When she extended it, he held his hand next to hers. Beside her milky Celtic complexion, his was like rich coffee with cream. “The color of my skin—something I couldn’t change even if I wanted to. If my coloring had been lighter, I think that eventually my grandfather would have been able to forget my heritage. Instead, every time he looked at me he saw a `damned black Gypsy,` as he so charmingly put it.” Nicholas flexed his long, supple fingers, studying them as if for the first time. Bitterness in his voice, he said, “Ridiculous, and certainly unchristian, to hate someone for the color of his skin, yet such trivial things can change the pattern of a life.”

 

“You are perfect exactly as you are,” Clare said intensely.

 

He looked startled. “I wasn’t fishing for compliments.”

 

“That wasn’t a compliment—it was an objective aesthetic judgment,” she said loftily. “A well-bred female would never compliment a man in such a vulgar fashion.”

 

He smiled, his expression easing. “So I am now classified with Greek urns and Renaissance paintings.”

 

“More interesting than either.” She cocked her head to one side. “Was life easier when you traveled with the Gypsies?”

 

“In most ways. My mother was an orphan with no close family, so I would join whatever kumpania was closest to Aberdare. They would always take me in, like a stray puppy.” He hesitated. “I enjoyed the visits, but as time passed, I started to see my kinfolk with different eyes. Though the Rom think themselves completely free, in fact they are trapped by their own customs. Illiteracy, the treatment of women, the pride in dishonesty, usually at the cost of those Gorgios who could least afford it, the cleanliness taboos—eventually I could no longer accept such things without question.”

 

“Yet you have provided a Gypsy campsite at Aberdare.”

 

“Of course—they are my kin. Any of the Rom can stay as long as they wish. In return, I ask them not to pester the people in the valley.”

 

“That must be why there hasn’t been any trouble with Gypsies for years,” Clare said, intrigued. “When I was little, I remember that my mother would bring me inside and bolt the door whenever they came to town. She said that Gypsies were thieves and heathens and that they stole children.”

 

He chuckled. “The first two things may be true, but the Rom have no need to steal children—they have plenty of their own.”

 

“I used to dream about being stolen by the Gypsies,” she confessed. “I thought it would be nice to be wanted so much.”

 

Unfortunately, Nicholas caught what she had revealed by her remark. “Did you feel unwanted, Clarissima? I sometimes wondered what it would be like to have Reverend Morgan for a father. A man of unshakeable virtue, compassionate, with time for everyone who needed him.” He struck a soft, wistful chord. “Yet saints may not be the easiest people to live with.”

 

She felt as if he had stabbed her. How dare this rake see what no one else ever had—what she scarcely admitted even to herself. Lips stiff, she said, “It’s very late.
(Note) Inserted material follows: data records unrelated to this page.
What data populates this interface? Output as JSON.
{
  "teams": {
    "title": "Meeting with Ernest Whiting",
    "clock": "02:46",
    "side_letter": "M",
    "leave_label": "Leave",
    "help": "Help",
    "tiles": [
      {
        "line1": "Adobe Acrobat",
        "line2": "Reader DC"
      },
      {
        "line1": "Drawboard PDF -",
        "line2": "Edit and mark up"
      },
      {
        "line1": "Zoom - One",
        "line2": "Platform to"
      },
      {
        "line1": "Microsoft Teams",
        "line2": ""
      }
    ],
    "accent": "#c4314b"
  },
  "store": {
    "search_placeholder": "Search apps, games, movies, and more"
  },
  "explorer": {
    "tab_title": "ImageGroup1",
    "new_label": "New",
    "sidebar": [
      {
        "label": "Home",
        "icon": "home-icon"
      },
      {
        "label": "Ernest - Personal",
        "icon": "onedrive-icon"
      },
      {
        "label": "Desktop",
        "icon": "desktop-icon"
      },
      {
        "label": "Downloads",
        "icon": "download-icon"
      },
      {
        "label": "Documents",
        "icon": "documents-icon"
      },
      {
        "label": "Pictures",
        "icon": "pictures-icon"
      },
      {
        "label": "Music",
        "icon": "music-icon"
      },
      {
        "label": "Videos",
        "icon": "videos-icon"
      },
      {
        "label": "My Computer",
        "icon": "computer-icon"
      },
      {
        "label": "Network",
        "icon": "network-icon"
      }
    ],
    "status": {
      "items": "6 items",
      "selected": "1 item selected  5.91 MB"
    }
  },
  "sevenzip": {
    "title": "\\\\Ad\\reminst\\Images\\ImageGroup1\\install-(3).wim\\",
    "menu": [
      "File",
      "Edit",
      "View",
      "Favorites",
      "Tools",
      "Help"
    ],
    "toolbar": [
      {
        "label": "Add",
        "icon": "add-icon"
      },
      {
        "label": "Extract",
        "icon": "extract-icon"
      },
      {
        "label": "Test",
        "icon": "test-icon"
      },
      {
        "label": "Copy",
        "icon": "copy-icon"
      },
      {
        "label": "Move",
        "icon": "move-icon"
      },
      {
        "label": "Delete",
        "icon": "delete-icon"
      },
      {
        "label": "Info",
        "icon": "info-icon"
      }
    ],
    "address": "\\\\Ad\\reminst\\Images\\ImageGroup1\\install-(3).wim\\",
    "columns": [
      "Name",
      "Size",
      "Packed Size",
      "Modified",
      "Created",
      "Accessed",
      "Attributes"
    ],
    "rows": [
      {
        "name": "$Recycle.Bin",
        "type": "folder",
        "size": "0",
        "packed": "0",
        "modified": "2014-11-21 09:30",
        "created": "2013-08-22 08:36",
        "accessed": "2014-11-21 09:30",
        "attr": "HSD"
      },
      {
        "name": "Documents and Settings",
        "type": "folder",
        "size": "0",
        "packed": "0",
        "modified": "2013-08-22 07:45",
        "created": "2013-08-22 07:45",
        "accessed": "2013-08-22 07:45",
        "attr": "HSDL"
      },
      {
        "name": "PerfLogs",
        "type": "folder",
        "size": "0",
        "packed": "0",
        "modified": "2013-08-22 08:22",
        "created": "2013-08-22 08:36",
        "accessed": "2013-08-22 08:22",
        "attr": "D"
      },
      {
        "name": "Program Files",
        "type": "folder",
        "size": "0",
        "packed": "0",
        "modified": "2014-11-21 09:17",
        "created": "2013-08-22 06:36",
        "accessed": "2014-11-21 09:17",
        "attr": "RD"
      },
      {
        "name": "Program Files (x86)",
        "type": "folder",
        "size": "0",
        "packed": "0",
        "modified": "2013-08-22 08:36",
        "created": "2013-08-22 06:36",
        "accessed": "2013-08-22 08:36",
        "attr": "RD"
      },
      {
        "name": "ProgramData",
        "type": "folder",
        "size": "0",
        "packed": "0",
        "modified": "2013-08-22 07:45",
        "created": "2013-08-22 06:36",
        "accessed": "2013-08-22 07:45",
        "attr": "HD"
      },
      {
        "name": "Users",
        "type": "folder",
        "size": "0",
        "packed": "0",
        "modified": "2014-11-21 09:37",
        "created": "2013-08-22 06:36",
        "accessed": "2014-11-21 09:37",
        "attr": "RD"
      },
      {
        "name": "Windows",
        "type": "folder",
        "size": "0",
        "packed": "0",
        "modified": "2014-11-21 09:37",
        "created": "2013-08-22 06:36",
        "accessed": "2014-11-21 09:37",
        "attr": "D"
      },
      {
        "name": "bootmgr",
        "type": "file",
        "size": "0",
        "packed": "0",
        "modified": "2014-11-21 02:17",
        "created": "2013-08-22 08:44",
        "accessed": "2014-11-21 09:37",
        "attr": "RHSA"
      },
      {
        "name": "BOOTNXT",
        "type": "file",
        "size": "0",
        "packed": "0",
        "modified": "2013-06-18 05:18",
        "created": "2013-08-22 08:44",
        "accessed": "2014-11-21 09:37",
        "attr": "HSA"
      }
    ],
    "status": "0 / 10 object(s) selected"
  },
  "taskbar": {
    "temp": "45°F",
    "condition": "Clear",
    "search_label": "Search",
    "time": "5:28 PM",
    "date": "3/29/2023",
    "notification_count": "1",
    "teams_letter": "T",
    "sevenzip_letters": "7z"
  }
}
Now that I know you’re not a ghost, I need to get some sleep.”

 

“How quickly you flee from a question,” he murmured. “You’re obviously one of those people who enjoys probing others, but doesn’t want anyone to see inside her.”

 

“There’s nothing to probe.” She stood. “I’m a simple woman and I’ve led an uncomplicated life.”

 

He laughed. “You are many things, but simple isn’t one of them. You simmer with intelligence and suppressed emotions.” He strummed the harp in a deliberate tempo that made her think of a cat stalking a bird. “Do you need to feel wanted, Clarissima? I want you. You have the mysterious,

 

subtle complexity of fine wine—a drink to be savored over and over again. Lovely ankles, too—I’m glad you decided to use the cue for playing billiards.”

 

Not dignifying that remark with a reply, she tugged her shapeless robe around her and walked toward the door. He plunked at the harp strings with every step.

 

She moved faster, and so did the harp.

 

She stopped, and the notes did also.

 

She whirled around. “Don’t mock me!”

 

He stilled the strings with one hand, then set the harp on the floor. “I’m not mocking—I’m inviting you to share in the banquet of life, which includes laughter.” He rose to his feet, his face a collection of dramatic planes and shadows in the firelight. “It includes desire as well. Passion is the best way I know to forget life’s sorrows.”